Major, G. S.; Timpani, C. A.; Lalunio, H.; Chen, J.; Boatner, L.; Giourmas, N.; Kourakis, S.; van den Berg, E.; Salimova, E.; Eliades, J.; Zheng, G.; Xu, R.; Bhangu, S. K.; Mendis, T. V. H.; Merry, D. L.; Lantier, L.; Hagemeyer, C. E.; Cavalieri, F.; Caeyenberghs, K.; Russell, A. P.; de Veer, M.; Goodman, C. A.; Hayes, A.; Rybalka, E.; Najt, C. P.; Lindsay, A.

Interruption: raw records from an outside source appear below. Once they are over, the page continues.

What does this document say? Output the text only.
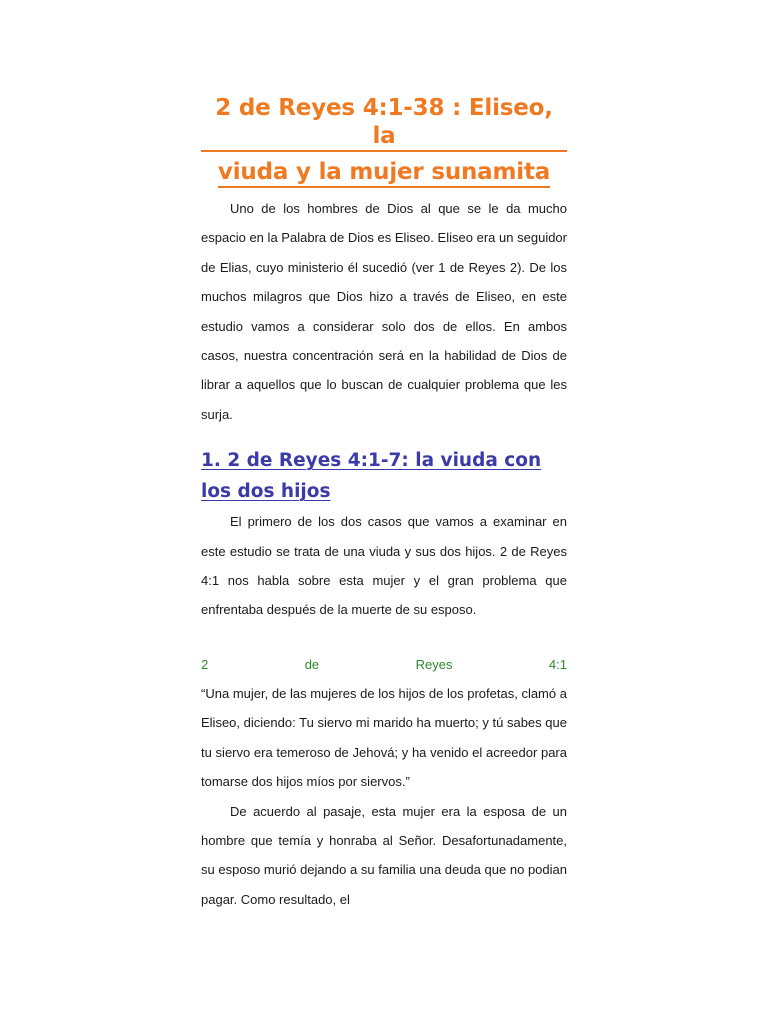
2 de Reyes 4:1-38 : Eliseo, la
viuda y la mujer sunamita

Uno de los hombres de Dios al que se le da mucho espacio en la Palabra de Dios es Eliseo. Eliseo era un seguidor de Elias, cuyo ministerio él sucedió (ver 1 de Reyes 2). De los muchos milagros que Dios hizo a través de Eliseo, en este estudio vamos a considerar solo dos de ellos. En ambos casos, nuestra concentración será en la habilidad de Dios de librar a aquellos que lo buscan de cualquier problema que les surja.

1. 2 de Reyes 4:1-7: la viuda con los dos hijos

El primero de los dos casos que vamos a examinar en este estudio se trata de una viuda y sus dos hijos. 2 de Reyes 4:1 nos habla sobre esta mujer y el gran problema que enfrentaba después de la muerte de su esposo.

2	de	Reyes	4:1

“Una mujer, de las mujeres de los hijos de los profetas, clamó a Eliseo, diciendo: Tu siervo mi marido ha muerto; y tú sabes que tu siervo era temeroso de Jehová; y ha venido el acreedor para tomarse dos hijos míos por siervos.”

De acuerdo al pasaje, esta mujer era la esposa de un hombre que temía y honraba al Señor. Desafortunadamente, su esposo murió dejando a su familia una deuda que no podian pagar. Como resultado, el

Skeletal muscle orchestrates systemic metabolism, dynamically coordinating glucose uptake and fuel use to match energy demand. In Duchenne muscular dystrophy, loss of dystrophin derails this control, exposing a hidden metabolic weakness. In the mdx mouse, we show that physiological stress exposes a primary failure in insulin-stress axis integration: unchecked glucocorticoid signalling outpaces insulin secretion, driving systemic hyperglycaemia despite preserved muscle insulin sensitivity. These data support multi-tissue dystrophinopathy driving endocrine-metabolic decoupling. Skeletal muscle glycogen accumulates excessively and resists mobilisation under stress. The heart maintains high glucose uptake, whereas the brain remains glucose-limited, defining tissue-specific vulnerabilities. Acute insulin supplementation normalises systemic glucose uptake and rescues stress-induced behavioural deficits. Likewise, empagliflozin-mediated glucose offloading stabilises blood glucose and enhances muscle function to levels comparable with standard care prednisolone. These findings identify endocrine-metabolic decoupling as a central driver of metabolic fragility in DMD, correctable though insulin restoration or targeted glucose redirection.